Ngobrol ngalor ngidul, boleh saja. Tapi memang hak kita ketika punya kawan, silakan bikin kelompok di pos ronda, atau di mana saja,di rumah bersama kawan dan keluarga. Ngobrol, adalah satu cuarahan hati dan kenangan, yang kita dapat sepanjang hari, atau bisa juga kenangan lama, yang bisa baru bisa kita tumpahkan pada kawan karena baru bertemu, misalnya. Wajib dicurahakan agar nggak megganjal di hati; ” Apa kabar, sehat. Aku sudah lama banget kepingin gobrol sama kamu. Tau nggak kawan kita si Anu, udah jadi Kapolres! “

Ngobrol dimanapun biasanya sangatlah heboh dan berisiak, apalagi kalau diserai dan diselingi gelak tawa? Pokoknya itu kelompok ngobrol, kayakya nggak peduli, kalau orang lain agak terganggu. Tapi masa bodoh, ngobrol terus….!

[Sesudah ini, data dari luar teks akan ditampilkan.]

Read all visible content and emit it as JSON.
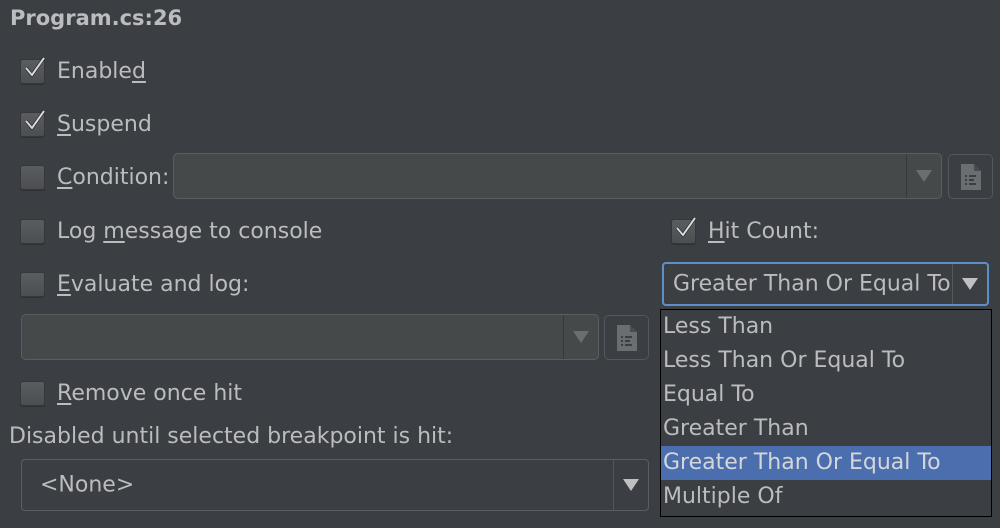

Ngobrol, kan hak asasi kebesan orang menyampaikan perasaannya, tapi janganganlah ngobrol di tengah-tengah acara. Apalagi acaranya, arisan RT, taklim,rapat acara yang sangat memerlukan peserta harus mendengarkan dengan serius disampaikan ustadz, Pak RT, lurah atau siapalah, termasuk ketua panitia. Apalagi urusan  negara? Biar jelas dan mengerti, dengarkan dengan serius, jadi jangan ngobrol sendiri!  Sopan santun harus dijaga, dengarkan dengan seksama, suka atau tak suka?

Pernah dengar emak emak muda rempong pada ngobrol? Heboh banget ya? Apa sih yang diomongin Bu? Hemm, pastinya sebagian fakta sebagian hoaks ya? Itu teangga, baru beli mobil baru? Itu tentangga pelit, aku dong ah, banyak omong kosong yang bisa berhamburan dalam ngobrol?

Tapi ada yang nggak mengenal waktu dan tempat, siapa mereka? Anak-anak ya, ngobrol, bercanda dan tertawa seenaknya. Nah, jika nggak mau dibilang seperti anak-anak, ya jangan ngobrol sendiri!

Peringatan ini bukan buat Pak Kapolres saja, tapi buat semua. Bukan sekadar menghargai orang lain, tapi juga diri sendri.  Ingat kisah zaman kapur tulis dan penghapus papan tulis? Masa lupa sih?